Inside the cavity, the net charge is zero
$
\therefore Q_1=0 \text { and } \sigma_1 \neq 0
$

There is no effect of point charge and induced charge on the inner surface and the outer surface
$
\therefore Q_2=0 \text { and } \sigma_2=0
$

Example 4: If the electric flux entering and leaving an enclosed surface respectively is $\phi_1$ and $\phi_2$ the electric charge inside the surface will be
1) $\left(\phi_1+\phi_2\right) \varepsilon_0$
2) $\left(\phi_2-\phi_1\right) \varepsilon_0$
3) $\left(\phi_1+\phi_2\right) / \varepsilon_0$
4) $\left(2 \phi_2+\phi_1\right) / \varepsilon_0$

Solution:

if the Electric field is variable

$\begin{aligned} & \phi=\int \vec{E} \cdot d \vec{A} \\ & \phi_{\text {net }}=1 / \varepsilon_0 \times Q_{e n c} \Rightarrow Q_{e n c}=\left(\phi_2-\phi_1\right) \varepsilon_0\end{aligned}$

Hence, the answer is the option (2).

Example 5: The inward and outward electric flux for a closed surface in units of $N \mathrm{~m}^2 / \mathrm{C}$ are respectively $8 \times 10^3$ and $4 \times 10^3$. Then the total charge inside the surface is [where $\varepsilon_0=$ permittivity constant
1) $4 \times 10^3 \mathrm{C}$
2) $-4 \times 10^3 \mathrm{C}$
3) $-4 \times 10^3 \mathrm{C} / \varepsilon$
4) $-4 \times 10^3 \varepsilon_0 C$

Solution:

if the Electric field is variable

$
\phi=\int \vec{E} \cdot d \vec{A}
$

By Gauss's law $\phi=\left(Q_{\text {enclosed }} / \varepsilon_0\right)$
$
Q_{\text {enclosed }}=\phi \varepsilon_0=\left(-8 \times 10^3+4 \times 10^3\right) \varepsilon_0
$

Hence, the answer is the option (4).

Summary

The electric flux through a surface is a measure of the electric field passing through that surface.

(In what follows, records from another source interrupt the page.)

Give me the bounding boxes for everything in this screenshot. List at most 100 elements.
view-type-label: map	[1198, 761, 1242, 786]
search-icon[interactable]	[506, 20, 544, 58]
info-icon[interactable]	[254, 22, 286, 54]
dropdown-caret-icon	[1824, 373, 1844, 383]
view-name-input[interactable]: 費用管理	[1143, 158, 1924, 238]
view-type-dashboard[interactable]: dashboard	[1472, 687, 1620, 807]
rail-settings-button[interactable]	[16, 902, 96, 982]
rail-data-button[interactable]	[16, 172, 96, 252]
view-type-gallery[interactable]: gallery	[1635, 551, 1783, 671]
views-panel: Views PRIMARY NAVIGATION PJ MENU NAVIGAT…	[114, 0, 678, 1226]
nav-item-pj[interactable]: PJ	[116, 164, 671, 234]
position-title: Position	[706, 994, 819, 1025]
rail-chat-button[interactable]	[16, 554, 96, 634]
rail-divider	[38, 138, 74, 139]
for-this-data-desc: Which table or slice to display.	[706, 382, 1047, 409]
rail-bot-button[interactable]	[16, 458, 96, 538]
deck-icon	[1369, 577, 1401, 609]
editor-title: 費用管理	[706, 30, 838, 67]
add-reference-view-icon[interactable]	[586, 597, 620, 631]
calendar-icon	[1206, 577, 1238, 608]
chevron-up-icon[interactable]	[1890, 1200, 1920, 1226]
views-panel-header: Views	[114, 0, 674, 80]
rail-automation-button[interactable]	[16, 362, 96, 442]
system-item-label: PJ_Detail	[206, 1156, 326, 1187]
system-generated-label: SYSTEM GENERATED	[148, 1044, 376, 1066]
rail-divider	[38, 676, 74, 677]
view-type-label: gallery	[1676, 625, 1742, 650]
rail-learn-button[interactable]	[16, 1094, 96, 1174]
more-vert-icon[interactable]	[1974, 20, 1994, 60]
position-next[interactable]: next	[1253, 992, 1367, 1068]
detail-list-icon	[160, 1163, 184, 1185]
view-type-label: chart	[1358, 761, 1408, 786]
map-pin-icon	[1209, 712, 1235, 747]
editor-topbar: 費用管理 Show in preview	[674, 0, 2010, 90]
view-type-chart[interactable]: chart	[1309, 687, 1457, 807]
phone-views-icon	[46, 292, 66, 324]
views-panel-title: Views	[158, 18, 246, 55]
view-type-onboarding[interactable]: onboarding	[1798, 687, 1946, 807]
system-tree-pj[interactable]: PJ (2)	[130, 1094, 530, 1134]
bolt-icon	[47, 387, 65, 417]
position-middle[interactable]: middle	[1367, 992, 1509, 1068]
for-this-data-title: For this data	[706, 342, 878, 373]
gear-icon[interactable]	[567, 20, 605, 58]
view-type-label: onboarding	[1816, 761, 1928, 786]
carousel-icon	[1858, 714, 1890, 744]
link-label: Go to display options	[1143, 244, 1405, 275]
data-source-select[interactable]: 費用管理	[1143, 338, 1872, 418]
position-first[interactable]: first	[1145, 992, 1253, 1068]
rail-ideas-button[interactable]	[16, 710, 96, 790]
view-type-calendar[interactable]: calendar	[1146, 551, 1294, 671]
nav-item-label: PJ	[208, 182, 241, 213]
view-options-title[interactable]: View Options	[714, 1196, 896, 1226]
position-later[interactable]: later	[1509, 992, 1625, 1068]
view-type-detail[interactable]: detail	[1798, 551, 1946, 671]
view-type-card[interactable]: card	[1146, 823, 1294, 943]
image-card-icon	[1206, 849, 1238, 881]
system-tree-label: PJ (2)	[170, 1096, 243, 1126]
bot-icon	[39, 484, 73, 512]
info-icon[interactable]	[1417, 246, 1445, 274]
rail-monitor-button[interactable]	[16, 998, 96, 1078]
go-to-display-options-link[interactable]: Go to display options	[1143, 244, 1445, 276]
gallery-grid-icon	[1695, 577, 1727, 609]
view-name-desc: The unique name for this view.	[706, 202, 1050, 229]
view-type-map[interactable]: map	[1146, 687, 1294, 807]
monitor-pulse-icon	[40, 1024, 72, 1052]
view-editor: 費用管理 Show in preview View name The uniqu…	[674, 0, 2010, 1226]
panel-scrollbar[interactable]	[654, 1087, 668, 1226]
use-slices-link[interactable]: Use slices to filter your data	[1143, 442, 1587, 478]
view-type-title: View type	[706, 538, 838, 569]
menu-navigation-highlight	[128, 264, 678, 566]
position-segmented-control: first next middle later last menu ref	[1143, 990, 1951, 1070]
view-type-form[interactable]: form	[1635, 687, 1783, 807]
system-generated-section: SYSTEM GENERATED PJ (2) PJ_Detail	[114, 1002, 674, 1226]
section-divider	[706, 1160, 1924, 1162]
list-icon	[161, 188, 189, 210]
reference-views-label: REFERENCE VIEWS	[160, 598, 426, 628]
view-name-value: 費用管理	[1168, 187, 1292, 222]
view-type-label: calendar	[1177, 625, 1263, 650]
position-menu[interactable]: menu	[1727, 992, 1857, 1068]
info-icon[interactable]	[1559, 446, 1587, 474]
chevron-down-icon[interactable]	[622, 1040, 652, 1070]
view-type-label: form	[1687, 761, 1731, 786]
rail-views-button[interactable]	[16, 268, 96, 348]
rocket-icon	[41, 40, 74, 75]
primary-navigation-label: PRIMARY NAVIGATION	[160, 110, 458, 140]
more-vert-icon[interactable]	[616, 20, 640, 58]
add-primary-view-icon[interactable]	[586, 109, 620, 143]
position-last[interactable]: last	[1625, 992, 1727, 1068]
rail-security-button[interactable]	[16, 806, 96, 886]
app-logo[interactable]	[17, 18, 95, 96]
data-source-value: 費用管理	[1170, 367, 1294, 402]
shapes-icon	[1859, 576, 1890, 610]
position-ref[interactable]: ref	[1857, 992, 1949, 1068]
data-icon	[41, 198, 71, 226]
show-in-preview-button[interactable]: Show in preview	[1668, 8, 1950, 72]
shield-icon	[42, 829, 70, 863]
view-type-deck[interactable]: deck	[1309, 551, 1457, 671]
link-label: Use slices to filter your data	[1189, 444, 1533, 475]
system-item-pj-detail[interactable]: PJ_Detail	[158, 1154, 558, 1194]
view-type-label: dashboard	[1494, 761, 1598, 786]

For a cone or disc, this may be represented by pondering on the number of electric field lines that pierce such shapes. When a uniform electric field is at right angles to the base of a cone or disk, the product of the electric field intensity and the area of the base gives the value of flux.